Tom Cruise devient ici un Buster Keaton des temps modernes, un corps désarticulé en apesanteur, un visage déformé par la vitesse. Dans son désir de performance extrême, il incarne une nouvelle fois l’idée du cinéma physique, dernier rempart face à une époque où le virtuel et l’intelligence artificielle permettent de tout simuler.
Le résultat est hallucinant : la réalité traverse littéralement l’écran pour offrir bien plus qu’une illusion destinée à titiller notre imaginaire. En poussant l’action à son paroxysme, le film offre un moment suspendu, hors du temps, qui dépasse le simple jeu d’acteur. Une véritable expérience spectatorielle, frôlant l’abstraction.

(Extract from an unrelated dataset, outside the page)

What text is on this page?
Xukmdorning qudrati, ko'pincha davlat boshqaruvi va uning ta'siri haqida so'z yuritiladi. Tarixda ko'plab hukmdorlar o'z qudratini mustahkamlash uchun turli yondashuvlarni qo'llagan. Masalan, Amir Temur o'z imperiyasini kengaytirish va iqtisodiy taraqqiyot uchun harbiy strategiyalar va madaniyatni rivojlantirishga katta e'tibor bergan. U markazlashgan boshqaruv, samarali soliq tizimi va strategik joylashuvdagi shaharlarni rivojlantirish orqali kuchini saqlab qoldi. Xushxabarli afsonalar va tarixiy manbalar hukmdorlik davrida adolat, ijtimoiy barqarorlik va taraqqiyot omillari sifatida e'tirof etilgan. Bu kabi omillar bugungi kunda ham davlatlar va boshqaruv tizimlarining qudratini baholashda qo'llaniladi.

Un discours toujours aussi mÉta
Enfin, ce qui est assez beau avec Mission Impossible – The Final Reckoning, c’est qu’il n’essaie jamais vraiment d’offrir une conclusion à la saga, contrairement à ce que la promotion laissait entendre depuis le départ. Certes, les enjeux n’ont jamais été aussi importants, la notion de sacrifice non plus, mais dans son ADN, ce récit aurait pu s’intercaler entre n’importe quel opus, à l’instar de Mourir peut attendre dans la saga James Bond. Ce choix a évidemment déçu certains spectateurs, mais il reste cohérent avec ce que les autres Mission Impossible ont toujours dit.
Être agent de l’IMF, à l’image d’Ethan Hunt, c’est vivre un éternel recommencement : affronter sans cesse les mêmes menaces, voir disparaître les êtres chers, et continuer malgré tout. Le discours métaphysique sur la persona de Tom Cruise atteint ici son apogée, tant par sa surpuissance que par son statut quasi messianique, qu’il s’attribue lui-même. Tandis que le monde s’écroule autour de lui, Tom continue de courir. Ce n’est pas un hasard si ce film contient le plus grand nombre de séquences de « Tom qui court », jusqu’à en frôler l’absurde.
Cette silhouette pleine de ténacité qui accélère sans vraiment regarder où elle va, c’est un encouragement à lutter contre nos ennemis, contre la guerre, contre l’émergence de l’intelligence artificielle, contre la bêtise et l’égoïsme humains.

Finalement, Mission Impossible n’a pas droit à une véritable conclusion : pas de happy end, pas de sacrifice héroïque, car les menaces ne cessent jamais. Il faut continuer à courir. Les missions n’auront jamais de fin, car, comme l’Histoire, elles se répètent, prisonnières du temps.
En regardant ce film dans une salle de cinéma aux États-Unis, une vidéo de Tom Cruise nous a surpris : il nous remerciait de nous être déplacés dans une salle obscure. Un remerciement, mais aussi une invitation. Une invitation à continuer de courir, ensemble, toujours, pour un futur plus stable.
Et si ce n’est pas là une mission impossible, alors il n’y aura jamais de défi plus noble, ni de meilleure intrigue. Car les vraies missions, on le sait, ne sont jamais si insurmontables que ça.